Usually, I drink a glass of water every night before I go to sleep — I’ve done this for as long as I can remember. However, on the eve of Feb. 14, I did not, and neither did thousands of young, unmarried Armenian men and women.
St. Sargis, or Surp Sargis, was a Cappadocian Greek general of the Roman army and is the patron saint of youth and love in the Armenian community. The holiday dedicated to him, St. Sargis Day, is a movable holiday that fell on Feb. 15 this year. On the eve of the holiday, young, unmarried men and women eat a salty pastry called aghablit to make us thirsty before bed, with the hope of seeing our future spouse bring a cup of water in our dreams.
When I first learned about this tradition, I found it very romantic and sweet, but I was also a bit skeptical as to whether it even works. I began asking a few of my older family members about it, and to my great surprise, there have been a few successes.
The first success story is my mother’s from when she was 22. In her dream, she was in the front yard of her parent’s house — the same house of my grandparent’s where I spent most of my childhood — and the hose was broken. An unknown man, my father, fixed the hose for her. When my mother experienced this dream, she had not met my father yet. In her dream, her family told her that he was her cousin’s friend, and that was confirmed in real life when she met him.
The second story is my aunt’s, my mother’s sister. When she was 19 and talking to her current husband, my uncle, she tried the experiment. She remembers being in a green field where there was a well. My uncle filled a cup with the well water for her. She ate another aghablit a year later and once again saw her husband.
A distant relative saw her future mother-in-law. She had yet to meet her husband and his mother.
This year, my friends and I decided to partake in this tradition. It was my first time trying it out, and I couldn’t tell if I was nervous, excited or confused.
On a surface level, it feels incredibly exciting to know who your future spouse will be. This is a question that often dwells in the minds of young people. The question of who they will marry is such a big mystery to some, and the chance of that question being answered within a mere night can be peaceful. It is almost as if it is one less uncertainty in life — one more thing that we have had the chance to figure out about ourselves.
However, there is also the possibility of the dream being wrong. I have been looking at this cultural practice as a scientific experiment, and an important aspect of an experiment is not having multiple variables that might have a consequence on the validity of the results. What if on the eve of Surp Sargis and before eating the aghablit, one has an interaction with a friend or a classmate and that has an effect on their dream? What if someone is on one’s mind and they see them? How will I know if my dream is flawed or correct? More importantly, is the future spouse a soulmate?
It is also possible to not even have a dream, which happened to my father, his sister, a great uncle and my grandma when they ate aghablit.
There have also been failures, some very funny, within my family.

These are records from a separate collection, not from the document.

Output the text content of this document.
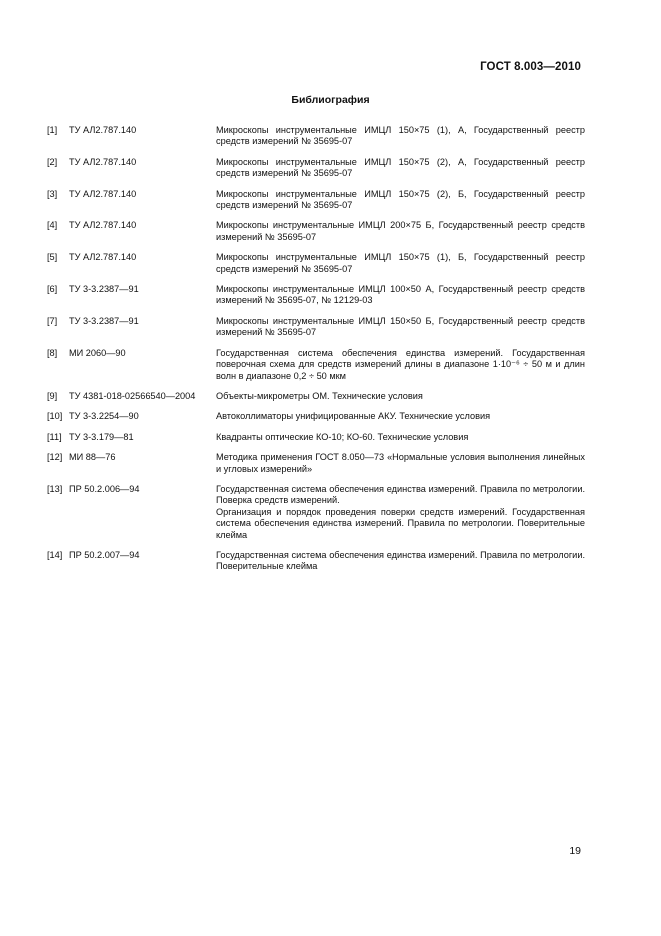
ГОСТ 8.003—2010
Библиография
[1]	ТУ АЛ2.787.140	Микроскопы инструментальные ИМЦЛ 150×75 (1), А, Государственный реестр средств измерений № 35695-07
[2]	ТУ АЛ2.787.140	Микроскопы инструментальные ИМЦЛ 150×75 (2), А, Государственный реестр средств измерений № 35695-07
[3]	ТУ АЛ2.787.140	Микроскопы инструментальные ИМЦЛ 150×75 (2), Б, Государственный реестр средств измерений № 35695-07
[4]	ТУ АЛ2.787.140	Микроскопы инструментальные ИМЦЛ 200×75 Б, Государственный реестр средств измерений № 35695-07
[5]	ТУ АЛ2.787.140	Микроскопы инструментальные ИМЦЛ 150×75 (1), Б, Государственный реестр средств измерений № 35695-07
[6]	ТУ 3-3.2387—91	Микроскопы инструментальные ИМЦЛ 100×50 А, Государственный реестр средств измерений № 35695-07, № 12129-03
[7]	ТУ 3-3.2387—91	Микроскопы инструментальные ИМЦЛ 150×50 Б, Государственный реестр средств измерений № 35695-07
[8]	МИ 2060—90	Государственная система обеспечения единства измерений. Государственная поверочная схема для средств измерений длины в диапазоне 1·10⁻⁶ ÷ 50 м и длин волн в диапазоне 0,2 ÷ 50 мкм
[9]	ТУ 4381-018-02566540—2004	Объекты-микрометры ОМ. Технические условия
[10] ТУ 3-3.2254—90	Автоколлиматоры унифицированные АКУ. Технические условия
[11] ТУ 3-3.179—81	Квадранты оптические КО-10; КО-60. Технические условия
[12] МИ 88—76	Методика применения ГОСТ 8.050—73 «Нормальные условия выполнения линейных и угловых измерений»
[13] ПР 50.2.006—94	Государственная система обеспечения единства измерений. Правила по метрологии. Поверка средств измерений.
Организация и порядок проведения поверки средств измерений. Государственная система обеспечения единства измерений. Правила по метрологии. Поверительные клейма
[14] ПР 50.2.007—94	Государственная система обеспечения единства измерений. Правила по метрологии. Поверительные клейма
19
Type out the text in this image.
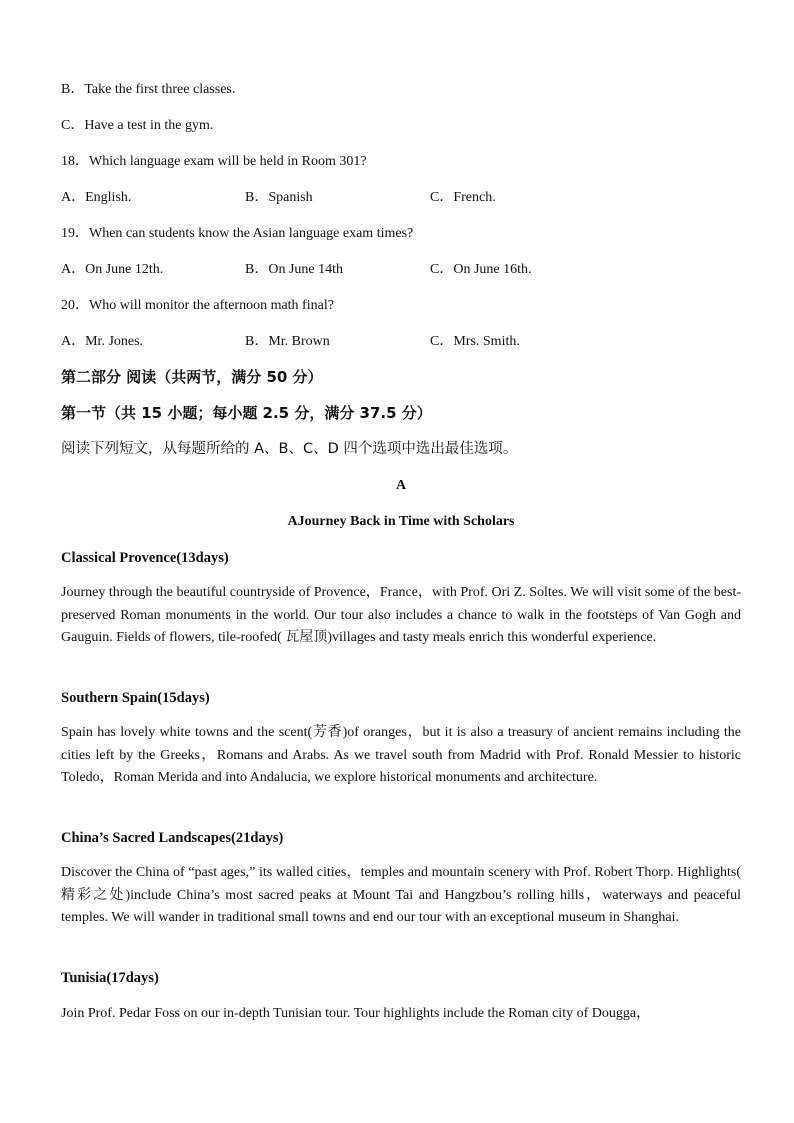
B．Take the first three classes.
C．Have a test in the gym.
18．Which language exam will be held in Room 301?
A．English.	B．Spanish	C．French.
19．When can students know the Asian language exam times?
A．On June 12th.	B．On June 14th	C．On June 16th.
20．Who will monitor the afternoon math final?
A．Mr. Jones.	B．Mr. Brown	C．Mrs. Smith.
第二部分 阅读（共两节，满分 50 分）
第一节（共 15 小题；每小题 2.5 分，满分 37.5 分）
阅读下列短文，从每题所给的 A、B、C、D 四个选项中选出最佳选项。
A
AJourney Back in Time with Scholars
Classical Provence(13days)
Journey through the beautiful countryside of Provence，France，with Prof. Ori Z. Soltes. We will visit some of the best-preserved Roman monuments in the world. Our tour also includes a chance to walk in the footsteps of Van Gogh and Gauguin. Fields of flowers, tile-roofed( 瓦屋顶)villages and tasty meals enrich this wonderful experience.
Southern Spain(15days)
Spain has lovely white towns and the scent(芳香)of oranges，but it is also a treasury of ancient remains including the cities left by the Greeks，Romans and Arabs. As we travel south from Madrid with Prof. Ronald Messier to historic Toledo，Roman Merida and into Andalucia, we explore historical monuments and architecture.
China’s Sacred Landscapes(21days)
Discover the China of “past ages,” its walled cities，temples and mountain scenery with Prof. Robert Thorp. Highlights( 精彩之处)include China’s most sacred peaks at Mount Tai and Hangzbou’s rolling hills，waterways and peaceful temples. We will wander in traditional small towns and end our tour with an exceptional museum in Shanghai.
Tunisia(17days)
Join Prof. Pedar Foss on our in-depth Tunisian tour. Tour highlights include the Roman city of Dougga，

For example, my grandpa had a dream where a woman did bring him water, but he refused to take it. One of my mother’s cousins, when she was around 14, saw her celebrity crush of the time, Iranian actor Farhad Jam. Her older sister saw Jon Bon Jovi, but instead of giving her a cup of water, he gave her a cassette tape saying “This is our new album.” The album of that year was “Crush.”
Feb. 15 arrived, and my friends flooded my messages asking me whom I had seen and telling me accounts of their dreams.
These were the results of our experiment:
Friend No. 1 saw her crush in her dream. He gave her two glasses of water.
Friend No. 2 saw the same faceless man she had seen when she was 16.
Friend No. 3 saw multiple people.
Friend No. 4 saw only a hand giving her water.
Three other friends didn’t see anyone.
Similarly, the results of my test happened to be null. I saw no one, and I am convinced it was because of my alarm that woke me up. However, this got me thinking — did I even want to know who my future husband will be?
I’m a bit glad that I didn’t see anyone. Seeing the evidence of success in this love experiment makes me a bit scared. Looking at my own thought process from a different angle, I feel that a huge part of why youth is so romanticized and what makes being young so exciting is the uncertainty of the future. I don’t know what’s going to happen in a week from now, where I will work within the next five years, where I will live when I’m older, what countries I will visit or what new friends I will make — and that makes me excited. There are so many things that I have yet to experience, and I wouldn’t want to get a pre-planned calendar of my entire life handed down to me.